Google’s “Fred” Update Has Been Confirmed: Now What?

On March 8, 2017, Google released a new update called Fred. As is often the case, Google has been vague about revealing exactly what the new algorithm entails. However, early evidence suggests that it’s a fairly significant update, as quite a few sites have reported changes in their rankings. If you have a website, you have to keep close watch of any Google update. Many sites were hit hard by earlier updates.

What We Know About Fred

Abandoning its recent habit of naming updates after animals such as Panda, Penguin and Hummingbird, the latest update has a rather ordinary and mundane sounding name. As innocuous as the name sounds, however, Google seems to be serious about, once again, clamping down on low-quality content. Indeed, Google’s own Gary Illyes has confirmed the update, which is primarily concerned with content quality.

Google Quality Guidelines

When pressed for information about Fred, Google suggested that people reference its Webmaster Guidelines. In other words, Fred isn’t introducing any new policies. Rather, it represents a more severe enforcing of existing guidelines. What are some of the most important of these guidelines?

  • Honesty. As Google puts it, “Don’t deceive your users.” This goes beyond simply blatant lying, however. It also refers to misleading headlines or descriptions that don’t match the actual content. Using flagrant click baiting tactics could get you penalized. This is similar to the standards used in Google AdWords, where ads must match landing pages.
  • Uniqueness. The minimum standard of uniqueness is that your content is not plagiarized. Beyond this, Google is looking for signs that the site has something original to offer. Although not specifically mentioned in its Webmaster Guidelines, it’s a good idea to keep in mind what Google has said about “EAT,” which stands for expertise, authoritativeness and trustworthiness. One of the best ways to improve your “EAT” score with Google is to frequently update your site with fresh content. One of the signs of a low-quality site is that content is old and not often updated.
  • What to avoid. Among the practices that Google specifically warns against are cloaking, hidden links, automated content, doorway pages and sneaky redirects. It’s worth noting that many of these practices are still fairly commonly used. Furthermore, they may temporarily boost rankings. However, Google is more and more diligent about cracking down on these practices so they’re not good for long-term SEO.

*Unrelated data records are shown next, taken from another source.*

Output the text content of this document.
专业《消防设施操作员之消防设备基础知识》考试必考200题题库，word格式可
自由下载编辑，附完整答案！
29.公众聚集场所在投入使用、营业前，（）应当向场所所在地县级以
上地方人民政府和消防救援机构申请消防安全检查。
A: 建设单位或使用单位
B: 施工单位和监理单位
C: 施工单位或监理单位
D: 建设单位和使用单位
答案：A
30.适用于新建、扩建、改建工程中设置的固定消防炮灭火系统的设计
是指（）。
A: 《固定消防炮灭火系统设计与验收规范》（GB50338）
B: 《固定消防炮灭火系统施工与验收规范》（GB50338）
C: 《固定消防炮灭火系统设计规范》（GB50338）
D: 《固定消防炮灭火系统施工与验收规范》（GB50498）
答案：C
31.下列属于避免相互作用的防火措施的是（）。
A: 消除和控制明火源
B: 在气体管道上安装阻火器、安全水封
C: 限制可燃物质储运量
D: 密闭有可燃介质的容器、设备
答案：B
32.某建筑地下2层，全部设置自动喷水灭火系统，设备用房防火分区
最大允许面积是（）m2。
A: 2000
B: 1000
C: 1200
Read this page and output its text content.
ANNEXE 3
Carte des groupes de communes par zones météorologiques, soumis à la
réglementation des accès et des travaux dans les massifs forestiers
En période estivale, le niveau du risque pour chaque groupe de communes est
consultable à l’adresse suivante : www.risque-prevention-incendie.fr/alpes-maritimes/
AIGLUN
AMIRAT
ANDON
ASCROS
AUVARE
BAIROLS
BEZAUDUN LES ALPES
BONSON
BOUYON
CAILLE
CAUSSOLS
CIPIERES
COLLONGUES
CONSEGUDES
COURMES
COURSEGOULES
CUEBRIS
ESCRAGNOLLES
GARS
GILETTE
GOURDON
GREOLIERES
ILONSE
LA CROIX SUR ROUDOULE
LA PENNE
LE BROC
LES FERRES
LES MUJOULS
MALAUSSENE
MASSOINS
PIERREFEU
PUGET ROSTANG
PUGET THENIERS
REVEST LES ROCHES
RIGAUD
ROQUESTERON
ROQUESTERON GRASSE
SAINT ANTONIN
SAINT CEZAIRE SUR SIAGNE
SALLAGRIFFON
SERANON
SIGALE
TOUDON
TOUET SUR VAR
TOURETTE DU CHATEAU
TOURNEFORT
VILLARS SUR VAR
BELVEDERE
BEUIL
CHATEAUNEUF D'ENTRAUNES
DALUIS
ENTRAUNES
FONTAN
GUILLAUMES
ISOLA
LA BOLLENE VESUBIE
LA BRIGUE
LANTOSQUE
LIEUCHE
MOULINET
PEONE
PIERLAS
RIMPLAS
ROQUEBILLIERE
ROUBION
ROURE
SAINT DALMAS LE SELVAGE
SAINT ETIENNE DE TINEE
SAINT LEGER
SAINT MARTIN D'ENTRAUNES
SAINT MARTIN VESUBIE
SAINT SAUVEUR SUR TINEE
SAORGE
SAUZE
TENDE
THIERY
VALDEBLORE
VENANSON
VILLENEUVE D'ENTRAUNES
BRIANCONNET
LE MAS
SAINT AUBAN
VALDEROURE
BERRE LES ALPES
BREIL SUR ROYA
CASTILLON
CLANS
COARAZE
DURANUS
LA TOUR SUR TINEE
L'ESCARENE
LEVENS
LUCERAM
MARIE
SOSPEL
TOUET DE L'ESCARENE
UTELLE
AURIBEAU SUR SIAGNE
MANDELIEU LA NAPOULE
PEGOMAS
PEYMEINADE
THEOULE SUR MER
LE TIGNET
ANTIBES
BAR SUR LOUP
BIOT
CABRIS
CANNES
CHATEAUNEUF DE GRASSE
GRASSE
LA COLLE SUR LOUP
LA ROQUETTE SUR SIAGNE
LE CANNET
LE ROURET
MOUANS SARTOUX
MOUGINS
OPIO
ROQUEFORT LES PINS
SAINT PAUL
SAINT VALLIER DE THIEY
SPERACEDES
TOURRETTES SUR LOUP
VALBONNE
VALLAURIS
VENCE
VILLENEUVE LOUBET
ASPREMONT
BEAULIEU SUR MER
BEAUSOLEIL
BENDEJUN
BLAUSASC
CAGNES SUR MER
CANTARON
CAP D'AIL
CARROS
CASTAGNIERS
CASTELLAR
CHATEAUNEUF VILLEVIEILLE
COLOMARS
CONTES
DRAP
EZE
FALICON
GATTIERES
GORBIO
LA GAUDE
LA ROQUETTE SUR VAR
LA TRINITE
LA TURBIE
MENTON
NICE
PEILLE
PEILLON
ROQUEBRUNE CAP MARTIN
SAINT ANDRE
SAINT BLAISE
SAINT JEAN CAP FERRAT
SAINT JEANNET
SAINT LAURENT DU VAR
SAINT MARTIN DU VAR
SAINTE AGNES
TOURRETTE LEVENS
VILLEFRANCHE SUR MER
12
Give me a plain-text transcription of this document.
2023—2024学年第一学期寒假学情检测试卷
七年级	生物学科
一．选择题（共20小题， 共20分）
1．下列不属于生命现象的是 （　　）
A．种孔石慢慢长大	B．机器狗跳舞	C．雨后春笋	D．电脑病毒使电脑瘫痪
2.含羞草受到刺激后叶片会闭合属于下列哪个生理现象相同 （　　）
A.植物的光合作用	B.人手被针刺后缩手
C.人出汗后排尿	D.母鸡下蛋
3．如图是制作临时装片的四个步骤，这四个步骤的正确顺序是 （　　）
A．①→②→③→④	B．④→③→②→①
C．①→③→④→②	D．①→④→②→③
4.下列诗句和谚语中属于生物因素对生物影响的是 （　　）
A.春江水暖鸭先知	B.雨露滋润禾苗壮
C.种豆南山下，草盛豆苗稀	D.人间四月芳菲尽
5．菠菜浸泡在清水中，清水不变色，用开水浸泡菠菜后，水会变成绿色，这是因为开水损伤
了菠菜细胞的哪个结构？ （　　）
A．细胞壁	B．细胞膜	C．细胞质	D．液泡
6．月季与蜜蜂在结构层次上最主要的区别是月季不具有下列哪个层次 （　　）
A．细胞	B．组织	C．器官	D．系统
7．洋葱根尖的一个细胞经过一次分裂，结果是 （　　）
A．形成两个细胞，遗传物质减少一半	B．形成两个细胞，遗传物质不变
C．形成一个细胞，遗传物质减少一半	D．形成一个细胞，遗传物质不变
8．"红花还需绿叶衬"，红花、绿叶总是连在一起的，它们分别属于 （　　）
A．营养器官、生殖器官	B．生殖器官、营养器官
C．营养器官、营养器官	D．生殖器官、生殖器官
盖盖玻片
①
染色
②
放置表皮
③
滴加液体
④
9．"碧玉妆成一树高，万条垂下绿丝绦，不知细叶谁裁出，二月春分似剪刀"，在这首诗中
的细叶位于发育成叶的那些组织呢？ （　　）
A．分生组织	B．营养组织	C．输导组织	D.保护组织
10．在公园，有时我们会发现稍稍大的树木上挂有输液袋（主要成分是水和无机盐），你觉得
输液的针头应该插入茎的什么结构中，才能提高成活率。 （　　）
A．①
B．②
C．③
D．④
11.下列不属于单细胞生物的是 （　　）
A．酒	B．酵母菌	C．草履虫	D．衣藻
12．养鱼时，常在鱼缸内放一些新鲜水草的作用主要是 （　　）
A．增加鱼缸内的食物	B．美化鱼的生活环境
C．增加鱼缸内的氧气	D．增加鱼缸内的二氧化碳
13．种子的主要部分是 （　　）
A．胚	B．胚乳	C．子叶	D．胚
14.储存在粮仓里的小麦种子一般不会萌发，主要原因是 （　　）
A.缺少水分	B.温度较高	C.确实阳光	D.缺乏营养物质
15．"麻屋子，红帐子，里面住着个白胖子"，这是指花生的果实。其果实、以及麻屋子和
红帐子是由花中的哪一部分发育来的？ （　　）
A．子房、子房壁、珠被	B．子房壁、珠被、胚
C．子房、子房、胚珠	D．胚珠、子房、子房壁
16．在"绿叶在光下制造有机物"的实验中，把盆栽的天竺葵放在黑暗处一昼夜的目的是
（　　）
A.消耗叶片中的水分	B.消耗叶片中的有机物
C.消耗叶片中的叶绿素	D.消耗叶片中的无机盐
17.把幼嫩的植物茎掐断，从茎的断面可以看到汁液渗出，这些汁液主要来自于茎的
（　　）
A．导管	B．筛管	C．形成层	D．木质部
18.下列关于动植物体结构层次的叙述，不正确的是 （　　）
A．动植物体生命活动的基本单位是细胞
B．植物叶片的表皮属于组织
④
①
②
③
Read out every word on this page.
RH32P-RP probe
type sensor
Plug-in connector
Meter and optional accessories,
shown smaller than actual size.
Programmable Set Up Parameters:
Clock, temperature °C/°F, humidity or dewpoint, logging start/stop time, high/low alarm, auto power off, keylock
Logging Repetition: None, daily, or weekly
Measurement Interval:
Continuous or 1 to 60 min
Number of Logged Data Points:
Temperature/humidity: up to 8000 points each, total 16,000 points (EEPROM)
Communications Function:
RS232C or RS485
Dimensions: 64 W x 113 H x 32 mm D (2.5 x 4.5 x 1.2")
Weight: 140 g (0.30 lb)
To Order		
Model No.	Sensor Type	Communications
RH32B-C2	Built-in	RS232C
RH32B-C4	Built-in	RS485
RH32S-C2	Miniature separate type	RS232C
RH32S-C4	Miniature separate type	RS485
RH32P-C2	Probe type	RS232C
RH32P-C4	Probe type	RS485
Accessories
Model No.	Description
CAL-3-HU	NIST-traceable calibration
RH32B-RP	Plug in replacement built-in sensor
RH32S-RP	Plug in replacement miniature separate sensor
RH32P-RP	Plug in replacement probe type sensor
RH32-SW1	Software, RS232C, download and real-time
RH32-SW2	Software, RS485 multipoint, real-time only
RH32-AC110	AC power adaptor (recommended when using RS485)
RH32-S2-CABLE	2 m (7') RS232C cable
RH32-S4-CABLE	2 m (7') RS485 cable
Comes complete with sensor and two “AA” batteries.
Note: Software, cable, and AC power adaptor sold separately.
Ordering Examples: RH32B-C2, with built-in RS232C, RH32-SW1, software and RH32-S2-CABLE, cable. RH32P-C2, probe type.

Who’s Been Hit Hardest by Fred?

Very often, the best way to really understand what a Google update is all about is to observe the results. While it’s worthwhile to follow Google’s recommendations, it’s even more illustrative to look at hard data. Websites that were affected by Fred share certain characteristics. One lesson we can take away from Fred is that too many ads can hurt you. Websites that are advertisement heavy, especially with banner ads, were likely to suffer. Nor does using Google’s own ad platform free you from this concern. If advertising is distracting visitors from accessing the information that they came for, it can be counted against you. This is something to keep in mind when thinking about quality content. Regardless of what kind of organic content a site has, too many ads lowers the site’s overall quality in Google’s eyes.

This is all consistent with Google’s ongoing effort to improve overall user experience. From this point of view, sites that primarily exist to generate revenue are not providing the best experience for visitors. Even business websites whose purpose it to generate leads and sales can provide informative content as well. A frequently updated blog is a good way to do this. There’s no rule against ads per se. Ads, however, should only be a small portion of what a site offers.

How to Make Adjustments for Fred

Now that we know that Fred has been confirmed, what can we do about it? Let’s outline a strategy that helps to keep your site safe.

  • The first step is to pay close attention to recent changes in your ranking. While it’s always good to watch your analytics, it’s especially crucial right after an update. If you noticed a drop for any major keywords in March, you might have been hit by Fred.
  • Do a thorough content audit of your site. Take an honest look at everything that’s published. If you can identify any obvious problems, such as outdated content, poor navigation, too many ads or broken links, fix them.
  • Check your backlinks. Even though these aren’t specifically mentioned in relation to Fred, you can be sure that Google is still looking closely at the quality of your backlinks. Broadly speaking, this is part of your content. If you still have backlinks from questionable sources, remove them.


Preparing for Future Updates

When studying updates such as Fred, it’s good to look at the particulars. However, it’s equally important to look at longer term patterns. Fred is really part of a trend that was introduced with Penguin and Panda. As Google itself admitted, the new update is more about enforcing longstanding policies than introducing any radical new changes. Whether or not your site was affected by Fred, this is a good time to plan for the future.

Understand that issues such as low-quality content and backlinks are eventually going to get you penalized. It’s equally important to adjust for Fred as well as future updates going forward. Remember, Google updates are ongoing. The date of the release is only when it starts to get rolled out. This means that just because you didn’t notice a significant change in rankings right away doesn’t mean you’re safe. In addition to paying attention to the kind of content on your site, the best way to protect yourself from Google updates is to closely track your traffic and analytics. If you ever notice a drop, try to identify the cause and make any necessary changes.